Si vous vous demandez si le PAYE va disparaître, la réponse courte est : pas pour l’instant. En fait, le gouvernement fédéral vient de rouvrir l’inscription au PAYE (Pay As You Earn) et à l’ICR (Income-Contingent Repayment) à la fin de 2024 — deux plans de remboursement basés sur le revenu qui avaient été largement fermés aux nouveaux emprunteurs. Mais la situation est plus complexe qu’un simple oui ou non. Voici ce que vous devez comprendre sur l’avenir du PAYE et si changer d’un autre plan est judicieux pour votre situation.
Le PAYE ne va pas disparaître — Voici pourquoi
La question de savoir si le PAYE va disparaître a pris de l’ampleur lorsque le Département de l’éducation des États-Unis a suspendu la nouvelle inscription au PAYE à la mi-2024. Cependant, des recours juridiques récents ont contraint le département à revenir sur sa décision. Le nouveau plan de remboursement, appelé SAVE (Saving on a Valuable Education), a fait face à plusieurs poursuites qui ont bloqué sa mise en œuvre et laissé 8 millions d’emprunteurs bloqués dans une pause de paiement indéfinie. En guise de solution, le département a rouvert le PAYE et l’ICR pour offrir ces emprunteurs en difficulté des alternatives.
Cela signifie que le PAYE reste disponible, du moins jusqu’au 1er juillet 2027 — la date limite d’inscription actuelle selon les directives fédérales. Bien que de futures administrations puissent potentiellement modifier ou supprimer tout plan de remboursement, le PAYE existe depuis 2012 et reste l’option la plus stable parmi les plans basés sur le revenu. La raison pour laquelle il est plus stable que SAVE est simple : le PAYE a survécu plus longtemps et présente moins de vulnérabilités juridiques.

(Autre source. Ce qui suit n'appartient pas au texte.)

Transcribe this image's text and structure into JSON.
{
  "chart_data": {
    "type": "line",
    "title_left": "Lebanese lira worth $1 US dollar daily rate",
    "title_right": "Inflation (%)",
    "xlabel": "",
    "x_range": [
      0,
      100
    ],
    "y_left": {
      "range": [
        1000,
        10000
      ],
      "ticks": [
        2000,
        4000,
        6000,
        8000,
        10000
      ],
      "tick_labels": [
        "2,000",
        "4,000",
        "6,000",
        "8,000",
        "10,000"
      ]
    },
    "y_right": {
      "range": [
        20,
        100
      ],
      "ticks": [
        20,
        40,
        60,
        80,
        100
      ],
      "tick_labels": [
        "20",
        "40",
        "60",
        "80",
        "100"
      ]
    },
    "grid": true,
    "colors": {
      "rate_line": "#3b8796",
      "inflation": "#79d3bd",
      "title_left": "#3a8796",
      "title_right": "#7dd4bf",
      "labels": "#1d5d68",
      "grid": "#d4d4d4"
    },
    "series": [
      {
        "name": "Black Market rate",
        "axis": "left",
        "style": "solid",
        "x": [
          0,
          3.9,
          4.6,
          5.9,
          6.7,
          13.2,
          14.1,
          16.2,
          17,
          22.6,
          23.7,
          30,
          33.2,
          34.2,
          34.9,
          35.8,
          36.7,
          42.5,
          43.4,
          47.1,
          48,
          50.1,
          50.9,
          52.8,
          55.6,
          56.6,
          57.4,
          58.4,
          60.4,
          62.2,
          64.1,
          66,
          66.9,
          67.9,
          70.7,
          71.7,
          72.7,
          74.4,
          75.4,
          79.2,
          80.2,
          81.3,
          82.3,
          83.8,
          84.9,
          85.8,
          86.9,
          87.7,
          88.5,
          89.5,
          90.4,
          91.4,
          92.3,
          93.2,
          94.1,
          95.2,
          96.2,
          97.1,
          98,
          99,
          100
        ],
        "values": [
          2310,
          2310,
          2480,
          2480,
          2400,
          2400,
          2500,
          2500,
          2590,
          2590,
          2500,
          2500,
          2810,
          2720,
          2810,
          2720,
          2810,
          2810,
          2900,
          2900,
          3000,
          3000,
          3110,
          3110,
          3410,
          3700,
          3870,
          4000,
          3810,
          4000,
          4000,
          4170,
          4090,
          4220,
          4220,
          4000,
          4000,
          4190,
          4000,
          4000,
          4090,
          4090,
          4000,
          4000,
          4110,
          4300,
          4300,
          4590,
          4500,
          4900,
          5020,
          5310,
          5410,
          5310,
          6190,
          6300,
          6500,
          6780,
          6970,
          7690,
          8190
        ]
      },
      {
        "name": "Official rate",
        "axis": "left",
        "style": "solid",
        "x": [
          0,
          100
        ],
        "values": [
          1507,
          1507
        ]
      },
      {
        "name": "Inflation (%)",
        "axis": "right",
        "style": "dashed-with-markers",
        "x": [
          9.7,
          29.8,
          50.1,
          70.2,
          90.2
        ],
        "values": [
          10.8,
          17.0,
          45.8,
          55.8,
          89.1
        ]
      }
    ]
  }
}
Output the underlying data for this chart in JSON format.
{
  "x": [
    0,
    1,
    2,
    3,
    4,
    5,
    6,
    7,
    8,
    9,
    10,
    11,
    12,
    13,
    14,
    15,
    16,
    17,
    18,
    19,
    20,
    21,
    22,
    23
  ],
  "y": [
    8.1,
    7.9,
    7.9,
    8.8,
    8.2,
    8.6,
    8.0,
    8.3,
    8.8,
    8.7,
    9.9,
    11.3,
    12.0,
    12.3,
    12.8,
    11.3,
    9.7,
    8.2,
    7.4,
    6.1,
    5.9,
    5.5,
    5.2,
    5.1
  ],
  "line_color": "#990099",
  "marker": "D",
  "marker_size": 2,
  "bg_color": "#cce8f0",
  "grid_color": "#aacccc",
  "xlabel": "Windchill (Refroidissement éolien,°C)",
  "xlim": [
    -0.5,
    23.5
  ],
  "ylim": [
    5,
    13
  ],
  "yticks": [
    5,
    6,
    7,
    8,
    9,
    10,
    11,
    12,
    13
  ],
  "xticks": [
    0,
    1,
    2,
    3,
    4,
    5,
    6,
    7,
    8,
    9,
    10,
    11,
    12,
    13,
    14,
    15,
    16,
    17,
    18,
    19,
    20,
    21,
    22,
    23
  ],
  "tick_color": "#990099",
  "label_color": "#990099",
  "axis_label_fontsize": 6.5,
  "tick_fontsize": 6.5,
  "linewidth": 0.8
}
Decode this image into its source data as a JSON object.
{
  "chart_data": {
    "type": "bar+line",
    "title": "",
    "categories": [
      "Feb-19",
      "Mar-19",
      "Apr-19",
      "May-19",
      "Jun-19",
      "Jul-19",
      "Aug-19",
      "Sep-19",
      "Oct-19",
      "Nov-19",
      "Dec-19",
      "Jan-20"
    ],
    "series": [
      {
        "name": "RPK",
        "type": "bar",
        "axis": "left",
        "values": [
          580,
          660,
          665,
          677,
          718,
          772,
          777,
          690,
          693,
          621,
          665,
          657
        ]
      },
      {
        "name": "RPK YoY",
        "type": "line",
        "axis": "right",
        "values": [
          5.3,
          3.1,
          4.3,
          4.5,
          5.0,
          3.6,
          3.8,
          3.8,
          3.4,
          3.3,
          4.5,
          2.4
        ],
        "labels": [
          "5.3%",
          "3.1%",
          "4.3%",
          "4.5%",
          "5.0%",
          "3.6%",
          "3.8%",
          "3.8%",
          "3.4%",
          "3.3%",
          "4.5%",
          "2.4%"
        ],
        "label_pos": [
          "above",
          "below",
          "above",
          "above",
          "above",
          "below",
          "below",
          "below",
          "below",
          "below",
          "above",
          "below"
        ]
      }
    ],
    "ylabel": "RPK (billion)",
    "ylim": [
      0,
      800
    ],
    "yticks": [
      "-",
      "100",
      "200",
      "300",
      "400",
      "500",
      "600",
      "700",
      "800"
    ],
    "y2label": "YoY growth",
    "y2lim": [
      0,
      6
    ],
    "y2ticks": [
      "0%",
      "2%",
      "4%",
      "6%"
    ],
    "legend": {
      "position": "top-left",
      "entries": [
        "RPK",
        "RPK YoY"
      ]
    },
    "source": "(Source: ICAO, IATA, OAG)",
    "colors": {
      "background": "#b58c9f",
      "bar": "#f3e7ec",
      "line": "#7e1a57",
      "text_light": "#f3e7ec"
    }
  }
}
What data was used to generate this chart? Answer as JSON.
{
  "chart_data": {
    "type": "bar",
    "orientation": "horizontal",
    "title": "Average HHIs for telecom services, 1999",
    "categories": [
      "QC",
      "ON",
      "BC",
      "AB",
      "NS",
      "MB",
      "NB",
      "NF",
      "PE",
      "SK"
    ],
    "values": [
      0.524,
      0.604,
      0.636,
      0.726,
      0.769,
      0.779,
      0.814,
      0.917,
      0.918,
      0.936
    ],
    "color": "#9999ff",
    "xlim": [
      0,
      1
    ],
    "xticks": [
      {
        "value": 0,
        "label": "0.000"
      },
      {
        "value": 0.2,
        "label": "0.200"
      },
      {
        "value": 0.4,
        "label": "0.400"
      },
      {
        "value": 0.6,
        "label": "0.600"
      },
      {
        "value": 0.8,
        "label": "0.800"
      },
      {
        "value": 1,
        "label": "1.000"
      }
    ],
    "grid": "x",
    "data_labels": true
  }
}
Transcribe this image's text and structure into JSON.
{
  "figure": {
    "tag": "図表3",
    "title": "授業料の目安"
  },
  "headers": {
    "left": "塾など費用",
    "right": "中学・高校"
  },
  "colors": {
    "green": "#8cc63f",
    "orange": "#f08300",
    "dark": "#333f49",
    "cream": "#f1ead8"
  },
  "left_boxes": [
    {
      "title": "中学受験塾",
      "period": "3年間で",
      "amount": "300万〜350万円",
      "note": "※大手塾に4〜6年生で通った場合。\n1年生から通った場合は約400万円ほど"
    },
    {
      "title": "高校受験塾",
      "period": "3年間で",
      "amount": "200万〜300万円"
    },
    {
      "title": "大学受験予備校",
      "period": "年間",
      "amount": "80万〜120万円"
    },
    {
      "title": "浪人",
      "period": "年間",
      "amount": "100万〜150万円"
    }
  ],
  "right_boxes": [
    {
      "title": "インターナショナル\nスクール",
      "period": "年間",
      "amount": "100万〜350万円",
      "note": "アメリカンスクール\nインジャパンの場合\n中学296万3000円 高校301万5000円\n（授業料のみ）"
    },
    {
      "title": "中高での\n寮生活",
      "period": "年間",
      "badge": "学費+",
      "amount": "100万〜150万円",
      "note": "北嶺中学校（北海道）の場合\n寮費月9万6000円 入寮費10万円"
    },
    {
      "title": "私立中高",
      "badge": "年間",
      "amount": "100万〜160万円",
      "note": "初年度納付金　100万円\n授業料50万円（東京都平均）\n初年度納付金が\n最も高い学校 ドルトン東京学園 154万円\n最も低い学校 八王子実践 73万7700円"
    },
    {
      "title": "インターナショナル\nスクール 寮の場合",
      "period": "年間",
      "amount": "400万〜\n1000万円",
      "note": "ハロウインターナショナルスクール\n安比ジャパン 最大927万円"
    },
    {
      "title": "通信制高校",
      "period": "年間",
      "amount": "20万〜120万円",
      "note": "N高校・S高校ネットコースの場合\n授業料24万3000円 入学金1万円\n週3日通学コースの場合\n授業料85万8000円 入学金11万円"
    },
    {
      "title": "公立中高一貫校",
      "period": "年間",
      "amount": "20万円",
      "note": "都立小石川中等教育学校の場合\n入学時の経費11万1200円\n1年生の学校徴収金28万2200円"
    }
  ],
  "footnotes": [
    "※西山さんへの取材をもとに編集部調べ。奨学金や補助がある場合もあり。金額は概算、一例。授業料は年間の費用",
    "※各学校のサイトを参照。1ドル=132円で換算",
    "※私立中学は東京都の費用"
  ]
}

Donc, même si vous entendez parfois des spéculations sur la disparition de certains plans, la suppression du PAYE nécessiterait une nouvelle législation fédérale ou des changements de politique. Pour l’instant, c’est une voie viable pour des millions d’emprunteurs cherchant des paiements mensuels gérables liés à leurs revenus.
Quand le PAYE est-il pertinent : qui devrait passer de SAVE ?
Ce n’est pas parce que le PAYE est disponible que tout le monde doit abandonner la pause de paiement de SAVE. La décision dépend entièrement de vos objectifs financiers et de votre calendrier.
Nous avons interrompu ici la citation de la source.